A Man Of Letters Spells Out A Racial Dichotomy

Charles Johnson is a hard-working man. Dr. Johnson, winner of the 1990 National Book Award for his novel "Middle Passage" and a professor of fiction at the University of Washington, is spending his summer rushing to meet deadlines.

He's writing a novel based on the life of Martin Luther King Jr. And he is writing for a textbook that will accompany a public television project, "Africans in America."

Professor Johnson is a courteous, soft-spoken Buddhist.

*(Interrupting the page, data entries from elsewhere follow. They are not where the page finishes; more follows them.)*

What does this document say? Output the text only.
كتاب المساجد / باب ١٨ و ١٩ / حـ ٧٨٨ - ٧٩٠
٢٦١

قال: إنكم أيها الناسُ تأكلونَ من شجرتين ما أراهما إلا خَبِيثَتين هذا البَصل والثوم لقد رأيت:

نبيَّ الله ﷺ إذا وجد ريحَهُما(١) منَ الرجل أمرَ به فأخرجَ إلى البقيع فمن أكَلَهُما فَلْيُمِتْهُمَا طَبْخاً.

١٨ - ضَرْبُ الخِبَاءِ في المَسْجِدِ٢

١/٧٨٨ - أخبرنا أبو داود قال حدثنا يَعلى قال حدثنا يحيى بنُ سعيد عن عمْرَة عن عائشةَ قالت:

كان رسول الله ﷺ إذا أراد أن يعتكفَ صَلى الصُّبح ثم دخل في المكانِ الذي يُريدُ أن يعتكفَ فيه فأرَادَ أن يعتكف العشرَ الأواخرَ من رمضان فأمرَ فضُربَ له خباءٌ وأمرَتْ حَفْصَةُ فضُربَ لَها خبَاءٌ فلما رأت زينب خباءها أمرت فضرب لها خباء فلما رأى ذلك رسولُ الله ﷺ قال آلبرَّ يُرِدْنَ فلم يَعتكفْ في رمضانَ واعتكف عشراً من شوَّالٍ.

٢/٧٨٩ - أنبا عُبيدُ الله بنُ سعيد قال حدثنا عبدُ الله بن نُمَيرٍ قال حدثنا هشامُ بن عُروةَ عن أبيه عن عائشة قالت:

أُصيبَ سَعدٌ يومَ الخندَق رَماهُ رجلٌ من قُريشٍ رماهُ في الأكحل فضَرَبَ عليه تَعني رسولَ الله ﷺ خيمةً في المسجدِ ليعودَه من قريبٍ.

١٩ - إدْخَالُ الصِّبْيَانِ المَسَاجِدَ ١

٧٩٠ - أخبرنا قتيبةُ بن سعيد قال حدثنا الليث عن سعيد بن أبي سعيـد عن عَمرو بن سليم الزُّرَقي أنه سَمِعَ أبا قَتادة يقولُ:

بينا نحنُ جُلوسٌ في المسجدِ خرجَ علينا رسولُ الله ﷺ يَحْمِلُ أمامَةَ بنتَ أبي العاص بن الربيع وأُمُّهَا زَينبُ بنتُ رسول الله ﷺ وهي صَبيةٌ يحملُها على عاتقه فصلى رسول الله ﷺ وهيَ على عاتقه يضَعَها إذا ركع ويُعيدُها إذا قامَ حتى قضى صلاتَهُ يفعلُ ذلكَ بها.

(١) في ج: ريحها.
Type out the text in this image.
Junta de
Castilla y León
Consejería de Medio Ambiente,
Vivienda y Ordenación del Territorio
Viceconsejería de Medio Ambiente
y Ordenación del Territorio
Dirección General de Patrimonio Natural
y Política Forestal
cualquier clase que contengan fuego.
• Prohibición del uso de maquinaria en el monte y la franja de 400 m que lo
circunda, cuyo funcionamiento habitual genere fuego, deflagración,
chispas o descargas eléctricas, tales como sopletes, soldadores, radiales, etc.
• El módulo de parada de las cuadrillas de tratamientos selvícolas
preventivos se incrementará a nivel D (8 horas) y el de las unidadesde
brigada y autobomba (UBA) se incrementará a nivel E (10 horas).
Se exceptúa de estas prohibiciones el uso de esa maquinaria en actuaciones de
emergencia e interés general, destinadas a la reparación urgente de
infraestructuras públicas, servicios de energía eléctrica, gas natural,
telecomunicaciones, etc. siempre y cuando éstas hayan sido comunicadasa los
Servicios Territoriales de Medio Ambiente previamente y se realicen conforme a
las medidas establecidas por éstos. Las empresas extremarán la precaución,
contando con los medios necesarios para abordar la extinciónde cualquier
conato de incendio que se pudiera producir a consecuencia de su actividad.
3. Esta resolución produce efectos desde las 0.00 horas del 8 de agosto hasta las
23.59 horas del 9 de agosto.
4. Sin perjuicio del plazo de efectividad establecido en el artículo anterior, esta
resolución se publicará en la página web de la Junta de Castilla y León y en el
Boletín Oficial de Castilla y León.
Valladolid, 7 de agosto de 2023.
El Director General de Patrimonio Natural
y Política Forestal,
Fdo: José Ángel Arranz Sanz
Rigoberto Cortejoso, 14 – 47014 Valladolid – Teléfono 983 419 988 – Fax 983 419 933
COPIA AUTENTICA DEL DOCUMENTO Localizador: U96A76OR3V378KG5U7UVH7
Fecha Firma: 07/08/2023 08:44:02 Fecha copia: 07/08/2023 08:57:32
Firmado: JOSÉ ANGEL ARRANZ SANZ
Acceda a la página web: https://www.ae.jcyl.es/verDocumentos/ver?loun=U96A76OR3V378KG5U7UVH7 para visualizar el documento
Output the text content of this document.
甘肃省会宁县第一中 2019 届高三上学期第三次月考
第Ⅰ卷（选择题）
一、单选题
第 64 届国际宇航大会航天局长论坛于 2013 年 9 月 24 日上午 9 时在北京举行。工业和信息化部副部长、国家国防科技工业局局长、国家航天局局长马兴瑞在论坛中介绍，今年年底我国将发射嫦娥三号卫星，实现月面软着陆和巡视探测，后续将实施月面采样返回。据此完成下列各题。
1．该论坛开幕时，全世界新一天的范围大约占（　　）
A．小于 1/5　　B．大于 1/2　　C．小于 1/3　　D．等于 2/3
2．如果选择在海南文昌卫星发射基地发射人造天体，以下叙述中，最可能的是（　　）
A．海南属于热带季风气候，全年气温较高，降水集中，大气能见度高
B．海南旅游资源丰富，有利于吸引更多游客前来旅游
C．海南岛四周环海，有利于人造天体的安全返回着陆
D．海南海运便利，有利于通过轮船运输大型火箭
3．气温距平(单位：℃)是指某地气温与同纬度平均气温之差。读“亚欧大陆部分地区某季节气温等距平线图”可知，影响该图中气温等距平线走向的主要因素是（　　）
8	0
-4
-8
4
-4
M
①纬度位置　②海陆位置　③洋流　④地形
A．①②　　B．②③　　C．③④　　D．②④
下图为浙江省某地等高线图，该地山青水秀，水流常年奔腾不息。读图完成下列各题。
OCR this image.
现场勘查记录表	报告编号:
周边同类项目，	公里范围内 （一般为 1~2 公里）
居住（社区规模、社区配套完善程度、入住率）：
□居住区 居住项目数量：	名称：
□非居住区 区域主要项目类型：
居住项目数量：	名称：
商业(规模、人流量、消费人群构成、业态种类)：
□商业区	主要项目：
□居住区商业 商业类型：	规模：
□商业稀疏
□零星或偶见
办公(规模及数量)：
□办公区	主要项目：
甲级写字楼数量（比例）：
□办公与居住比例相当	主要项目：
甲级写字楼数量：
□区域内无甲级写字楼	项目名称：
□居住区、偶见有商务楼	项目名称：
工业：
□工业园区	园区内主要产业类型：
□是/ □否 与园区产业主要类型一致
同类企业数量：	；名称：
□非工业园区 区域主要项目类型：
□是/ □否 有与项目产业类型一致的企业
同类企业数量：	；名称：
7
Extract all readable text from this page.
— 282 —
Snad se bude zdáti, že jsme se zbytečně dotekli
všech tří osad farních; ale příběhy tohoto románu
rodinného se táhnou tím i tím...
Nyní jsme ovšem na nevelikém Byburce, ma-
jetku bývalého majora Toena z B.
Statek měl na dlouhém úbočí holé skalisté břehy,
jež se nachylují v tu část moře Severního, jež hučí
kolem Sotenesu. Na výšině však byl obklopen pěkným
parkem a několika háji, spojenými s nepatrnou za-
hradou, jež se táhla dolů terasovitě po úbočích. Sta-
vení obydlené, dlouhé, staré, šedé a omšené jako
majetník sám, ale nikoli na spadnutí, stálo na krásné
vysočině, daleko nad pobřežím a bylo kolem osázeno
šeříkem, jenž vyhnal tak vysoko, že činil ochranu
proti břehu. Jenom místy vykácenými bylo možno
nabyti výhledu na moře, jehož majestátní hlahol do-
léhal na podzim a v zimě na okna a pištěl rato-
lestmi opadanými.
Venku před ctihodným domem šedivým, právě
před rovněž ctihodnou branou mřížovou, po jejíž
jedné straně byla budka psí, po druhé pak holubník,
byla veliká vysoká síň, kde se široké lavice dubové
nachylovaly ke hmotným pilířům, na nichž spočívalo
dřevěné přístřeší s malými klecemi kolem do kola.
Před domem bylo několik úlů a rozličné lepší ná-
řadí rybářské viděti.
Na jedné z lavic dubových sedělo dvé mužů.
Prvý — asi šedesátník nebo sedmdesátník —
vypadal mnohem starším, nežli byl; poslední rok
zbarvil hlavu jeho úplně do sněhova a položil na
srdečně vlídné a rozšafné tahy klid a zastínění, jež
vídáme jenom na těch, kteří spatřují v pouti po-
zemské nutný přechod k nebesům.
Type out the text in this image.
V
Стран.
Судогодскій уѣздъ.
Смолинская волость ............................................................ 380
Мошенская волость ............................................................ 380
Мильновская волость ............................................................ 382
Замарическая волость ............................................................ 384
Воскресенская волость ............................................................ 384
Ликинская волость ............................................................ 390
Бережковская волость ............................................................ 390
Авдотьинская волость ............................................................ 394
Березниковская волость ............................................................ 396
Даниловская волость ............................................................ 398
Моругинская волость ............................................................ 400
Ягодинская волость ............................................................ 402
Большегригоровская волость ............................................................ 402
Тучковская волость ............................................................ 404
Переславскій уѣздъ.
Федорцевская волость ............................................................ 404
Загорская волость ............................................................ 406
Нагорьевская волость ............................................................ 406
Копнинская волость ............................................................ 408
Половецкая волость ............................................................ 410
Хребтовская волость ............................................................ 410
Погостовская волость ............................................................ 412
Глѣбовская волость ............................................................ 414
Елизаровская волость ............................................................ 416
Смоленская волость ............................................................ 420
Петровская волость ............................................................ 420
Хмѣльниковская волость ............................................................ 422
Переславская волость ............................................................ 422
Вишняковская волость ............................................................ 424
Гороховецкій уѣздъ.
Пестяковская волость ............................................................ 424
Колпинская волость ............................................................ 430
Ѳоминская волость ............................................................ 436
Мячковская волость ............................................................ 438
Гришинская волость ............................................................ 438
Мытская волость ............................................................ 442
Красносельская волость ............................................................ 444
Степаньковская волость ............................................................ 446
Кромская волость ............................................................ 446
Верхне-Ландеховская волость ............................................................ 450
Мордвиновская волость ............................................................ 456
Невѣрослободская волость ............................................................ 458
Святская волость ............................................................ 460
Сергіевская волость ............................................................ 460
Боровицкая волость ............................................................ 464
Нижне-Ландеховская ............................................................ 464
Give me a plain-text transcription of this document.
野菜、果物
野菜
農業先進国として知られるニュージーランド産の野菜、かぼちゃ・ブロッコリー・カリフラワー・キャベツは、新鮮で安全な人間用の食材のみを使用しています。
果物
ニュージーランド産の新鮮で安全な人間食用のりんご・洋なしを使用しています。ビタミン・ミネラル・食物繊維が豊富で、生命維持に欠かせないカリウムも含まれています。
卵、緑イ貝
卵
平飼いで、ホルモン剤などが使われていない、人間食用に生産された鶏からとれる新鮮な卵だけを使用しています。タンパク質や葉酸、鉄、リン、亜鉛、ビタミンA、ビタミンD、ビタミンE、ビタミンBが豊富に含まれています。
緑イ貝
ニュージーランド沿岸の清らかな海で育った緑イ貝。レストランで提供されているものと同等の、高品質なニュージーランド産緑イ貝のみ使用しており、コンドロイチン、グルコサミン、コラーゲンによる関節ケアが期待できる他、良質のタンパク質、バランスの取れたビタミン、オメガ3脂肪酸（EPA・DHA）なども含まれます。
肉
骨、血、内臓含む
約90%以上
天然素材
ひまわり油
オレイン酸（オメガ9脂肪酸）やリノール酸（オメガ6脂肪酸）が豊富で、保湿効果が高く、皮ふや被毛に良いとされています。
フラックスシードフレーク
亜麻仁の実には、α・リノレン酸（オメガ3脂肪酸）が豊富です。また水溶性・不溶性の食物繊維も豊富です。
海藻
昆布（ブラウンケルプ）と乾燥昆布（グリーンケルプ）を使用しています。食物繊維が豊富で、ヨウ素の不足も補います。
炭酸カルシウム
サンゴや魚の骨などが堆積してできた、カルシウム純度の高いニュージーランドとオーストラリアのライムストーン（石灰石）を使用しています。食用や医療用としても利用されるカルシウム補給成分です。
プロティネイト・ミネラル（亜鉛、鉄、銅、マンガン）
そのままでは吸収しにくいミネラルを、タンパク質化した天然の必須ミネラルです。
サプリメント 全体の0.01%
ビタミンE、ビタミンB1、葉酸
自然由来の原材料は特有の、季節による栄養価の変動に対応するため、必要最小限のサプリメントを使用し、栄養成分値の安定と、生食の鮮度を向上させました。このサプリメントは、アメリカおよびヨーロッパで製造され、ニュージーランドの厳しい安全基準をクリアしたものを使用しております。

He's a husband and a father of two children who is involved in his children's education, making sure they get what they need from school.

He is not the person most people think of when the words "black man" are spoken.

That is one of the reasons he co-edited a new book, "Black Men Speaking," the strength of which is that it offers the reader a chance to travel the roads of several complex human beings as they deal with being black and male, each in his own way.

Ten writers, including Johnson and co-editor John McCluskey Jr., write about black men and society, and about themselves and their families.

There is pain and hurt and anger, and there is hope, strength and faith.

In the opening of his essay, Johnson writes, "A day does not pass when I do not brood on the negative social profile and bad PR that seem to envelop contemporary images of black males in America. As an artist and a father, I am filled with urgency and more than a little anger because I know my own son, now approaching his twenty-fifth birthday, and my fourteen-year-old daughter must negotiate their way through an uncivil public space soured by the steady bombardment of media images that portray black people in the worst imaginable ways - as welfare cheats, criminals, incompetent parents, ex-cons, poor students, crackheads, as an affirmative-action liability in the workplace, and, to put this bluntly, as the corrupting worm coiled inside the American apple."

A publisher asked Johnson to put together a book on young black men in 1989, but his life got too busy after "Middle Passage" won the National Book Award. He enlisted his friend, McCluskey, who is also a professor (Indiana) and novelist, to work with him. Over seven years they found a group of men, some well-known, others not, to contribute their thoughts.

Johnson had been clipping newspaper articles on race since the early '80s when black-on-black crime, drugs and other afflictions began reaching unprecedented heights. He recited some of them in the book's introduction. The statistics are all familiar by now, and all grim.

A focus of the book became how people cope, and, beyond that, how people move past this pitiful place.

Says Johnson, "There are two running cultural alternatives. I don't think it is to the same extent true for other groups. It is unique to black male experience."

Johnson says the prize fight between Mike Tyson and Evander Holyfield pitted those two archetypes against one another. Holyfield was the good Christian who had worked hard despite other people's lack of belief in him. Tyson was the unpredictable street fighter, a man with a criminal past and very little to suggest a better future.

They are both responses to the attitudes the people around me and you have about black men, and to the conditions in which many black men find themselves.

Many of the people in this book transcend those roles. They write about discipline and morality and self-knowledge and about the dangers of allowing anger to become self-destructive.

One of the contributors, David Nicholson, writes, "The issue is no longer as simple as focusing on the problems America poses for black men; we have to ask about the problems black men pose for each other and for themselves."

In 1994, Johnson's alma mater, Southern Illinois University, established the Charles Johnson Award for Fiction and Poetry. (See its Web site for writers: www.siu.edu/ centsjohnson.)

Three books are being written about him and his work. Still, he gets "the look" sometimes. That momentary meeting of eyes in which someone at the mall, on the street, at the office, signals, perhaps without their ever being aware of it, that to them you are a . . . well, we don't want to use that word.

He has enough armor to keep on stepping with his head held high.

Johnson is optimistic that things will change, someday.

When it does happen, says Johnson, "it will have to be internal. Black Americans will have to do it on our own."